Me quedé absorta un momento, y traté de recordar lo que había leído. Al parecer, los axiomas de Zermelo-Fraenkl eran la respuesta al descubrimiento de la paradoja de Russell, una paradoja que había significado, por así decirlo, un fallo en el sistema de fundamentos de las matemáticas. Aún así no conseguí recordar ninguno de aquellos axiomas, así que le pregunté: “¿podrías darme un ejemplo?”, aunque, después de una pausa, añadí: “¿uno que pueda comprender?”. Me miró entonces con suavidad, y me pareció incluso entrever el asomo de una sonrisa. Tuve la sensación de que su habitual obcecación matemática se estaba empezando a relajar, aunque aún parecía resistirse, como si lo incomodase o aburriese tenerme que dar explicaciones que él ya tendría superadas. Dijo: “el axioma de elección es uno de ellos, pero ese quizá es un poco abstracto”. Agradecí que tuviera el detalle de considerar un posible exceso de abstracción, y lo miré expectante. Le dije: “pues uno más sencillo”, y entonces volvió a respirar profundamente. Se reclinó sobre el sofá y miró en dirección al techo, y otra vez volví a tener la sensación de que calculaba o sopesaba cuánto decirme o si hacerlo o no. Esperé en silencio hasta que, finalmente, dijo: “hay un axioma que dice que existe un conjunto vacío, es decir que existe un conjunto que no tiene ningún elemento: el conjunto vacío”.

Confieso que aquello me decepcionó. Esperaba algo más espectacular, algo más problemático o sugerente, un dilema de mayor complicación. Pensé: “¿qué problema hay en que exista un conjunto que no tenga ningún elemento?”, y me imaginé una bolsa vacía, sin nada en su interior. Seguí en silencio durante un momento, todavía observándolo. Se había quedado inmóvil, con los ojos cerrados, pero había en sus cejas y en la inclinación de sus labios una expresión que parecía esconder tristeza o cansancio. Me acerqué un poco a él y sentí su olor, me pareció que de madera palpitante. Era la primera vez que nuestra conversación no terminaba de un modo abrupto, que Deverne no se encendía o ponía nervioso, o que yo no me marchaba de allí, cansada de esperar a que dijera nada. Recordé entonces sus palabras (“el empeño de la vida en seguir viviendo”, “una especie de axioma universal de la vida”, “poner en duda los axiomas”), y sentí una súbita compasión por él. Todas aquellas reflexiones matemáticas parecían conducir a Deverne a un pesimismo de una índole teórica (y por lo tanto más profunda y peligrosa, puesto que no respondía a un estado de ánimo concreto y pasajero, sino a un convencimiento racional), pero sobre todo parecían suponerle un tormento, un peso que a veces lo incendiaba, pero que otras veces lo hundía y silenciaba.
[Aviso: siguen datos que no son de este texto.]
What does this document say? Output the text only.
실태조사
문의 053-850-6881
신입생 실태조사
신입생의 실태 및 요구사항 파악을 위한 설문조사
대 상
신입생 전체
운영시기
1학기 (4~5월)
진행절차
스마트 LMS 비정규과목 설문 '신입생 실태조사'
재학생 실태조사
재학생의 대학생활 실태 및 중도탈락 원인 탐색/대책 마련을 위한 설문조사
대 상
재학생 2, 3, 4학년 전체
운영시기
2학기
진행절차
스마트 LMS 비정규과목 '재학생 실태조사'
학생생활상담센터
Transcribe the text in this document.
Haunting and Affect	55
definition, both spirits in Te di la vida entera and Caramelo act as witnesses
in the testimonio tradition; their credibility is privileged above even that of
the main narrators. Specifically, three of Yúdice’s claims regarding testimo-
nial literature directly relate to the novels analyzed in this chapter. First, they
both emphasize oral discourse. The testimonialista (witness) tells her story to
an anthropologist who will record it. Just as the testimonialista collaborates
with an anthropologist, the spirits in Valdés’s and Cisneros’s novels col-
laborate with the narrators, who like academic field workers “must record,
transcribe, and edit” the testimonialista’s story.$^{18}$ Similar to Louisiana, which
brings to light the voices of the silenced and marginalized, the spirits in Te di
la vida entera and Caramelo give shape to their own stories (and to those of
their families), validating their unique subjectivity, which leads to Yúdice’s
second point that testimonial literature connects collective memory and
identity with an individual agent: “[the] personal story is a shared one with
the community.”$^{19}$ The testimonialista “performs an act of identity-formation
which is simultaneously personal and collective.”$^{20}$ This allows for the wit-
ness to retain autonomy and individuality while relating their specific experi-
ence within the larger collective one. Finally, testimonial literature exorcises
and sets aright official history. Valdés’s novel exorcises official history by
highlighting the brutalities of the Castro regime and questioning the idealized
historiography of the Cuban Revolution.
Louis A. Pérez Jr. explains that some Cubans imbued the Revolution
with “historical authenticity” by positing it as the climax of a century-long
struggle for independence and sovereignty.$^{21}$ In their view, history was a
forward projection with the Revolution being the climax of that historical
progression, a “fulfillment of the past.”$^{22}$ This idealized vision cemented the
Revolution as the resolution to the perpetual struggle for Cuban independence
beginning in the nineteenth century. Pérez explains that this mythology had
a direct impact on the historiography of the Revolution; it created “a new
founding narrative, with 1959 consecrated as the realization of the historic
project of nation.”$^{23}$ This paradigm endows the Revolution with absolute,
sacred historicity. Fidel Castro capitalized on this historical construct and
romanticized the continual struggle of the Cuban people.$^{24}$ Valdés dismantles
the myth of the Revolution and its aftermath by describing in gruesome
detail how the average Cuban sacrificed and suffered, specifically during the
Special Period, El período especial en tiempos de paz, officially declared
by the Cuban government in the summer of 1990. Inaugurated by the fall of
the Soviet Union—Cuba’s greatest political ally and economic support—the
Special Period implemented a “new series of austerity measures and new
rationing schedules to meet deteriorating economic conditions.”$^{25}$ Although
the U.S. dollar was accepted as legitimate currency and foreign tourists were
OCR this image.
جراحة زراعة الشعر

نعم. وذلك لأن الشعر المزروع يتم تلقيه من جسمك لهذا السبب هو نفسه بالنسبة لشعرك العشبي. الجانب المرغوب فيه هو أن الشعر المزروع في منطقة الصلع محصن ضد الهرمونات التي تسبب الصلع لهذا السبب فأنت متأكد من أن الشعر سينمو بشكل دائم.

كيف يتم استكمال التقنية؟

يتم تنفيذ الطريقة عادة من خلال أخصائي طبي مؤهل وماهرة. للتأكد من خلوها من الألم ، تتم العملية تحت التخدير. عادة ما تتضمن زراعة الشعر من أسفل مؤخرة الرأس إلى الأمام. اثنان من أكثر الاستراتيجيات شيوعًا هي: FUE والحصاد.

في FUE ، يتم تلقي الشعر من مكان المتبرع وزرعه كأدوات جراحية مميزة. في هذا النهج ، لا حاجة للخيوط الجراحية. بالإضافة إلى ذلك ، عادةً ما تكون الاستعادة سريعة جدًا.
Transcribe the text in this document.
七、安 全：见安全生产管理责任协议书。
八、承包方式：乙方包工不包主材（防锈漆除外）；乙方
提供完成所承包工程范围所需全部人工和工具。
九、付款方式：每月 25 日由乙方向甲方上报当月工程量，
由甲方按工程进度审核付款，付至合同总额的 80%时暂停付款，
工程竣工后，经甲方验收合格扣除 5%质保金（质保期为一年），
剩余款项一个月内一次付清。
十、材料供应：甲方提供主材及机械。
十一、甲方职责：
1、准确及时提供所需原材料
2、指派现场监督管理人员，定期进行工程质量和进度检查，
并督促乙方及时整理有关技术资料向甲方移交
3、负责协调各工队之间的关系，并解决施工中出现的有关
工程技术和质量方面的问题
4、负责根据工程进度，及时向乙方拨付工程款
Continué mirándolo y me acerqué un poco más. Su respiración era pausada y su pecho se movía muy poco y muy lentamente. Aquella quietud sostenida y oscilante me recordó a su manera de hacer el amor, y sentí un repentino deseo, casi urgente, de besarlo. Antes de hacerlo, sin embargo, me levanté del sofá y me acerqué al ordenador. Cuando empezó a sonar la música, Deverne abrió los ojos y esta vez sonrió con toda claridad. Por primera vez, más que una mera excitación sexual, lo que sentí fue un afecto y unas ganas de abrazarlo más poderosas, más tiernas y amorosas que las que había sentido hasta entonces. Volví a sentarme a su lado en el sofá, puse una mano sobre su mejilla, y cerré los ojos yo también.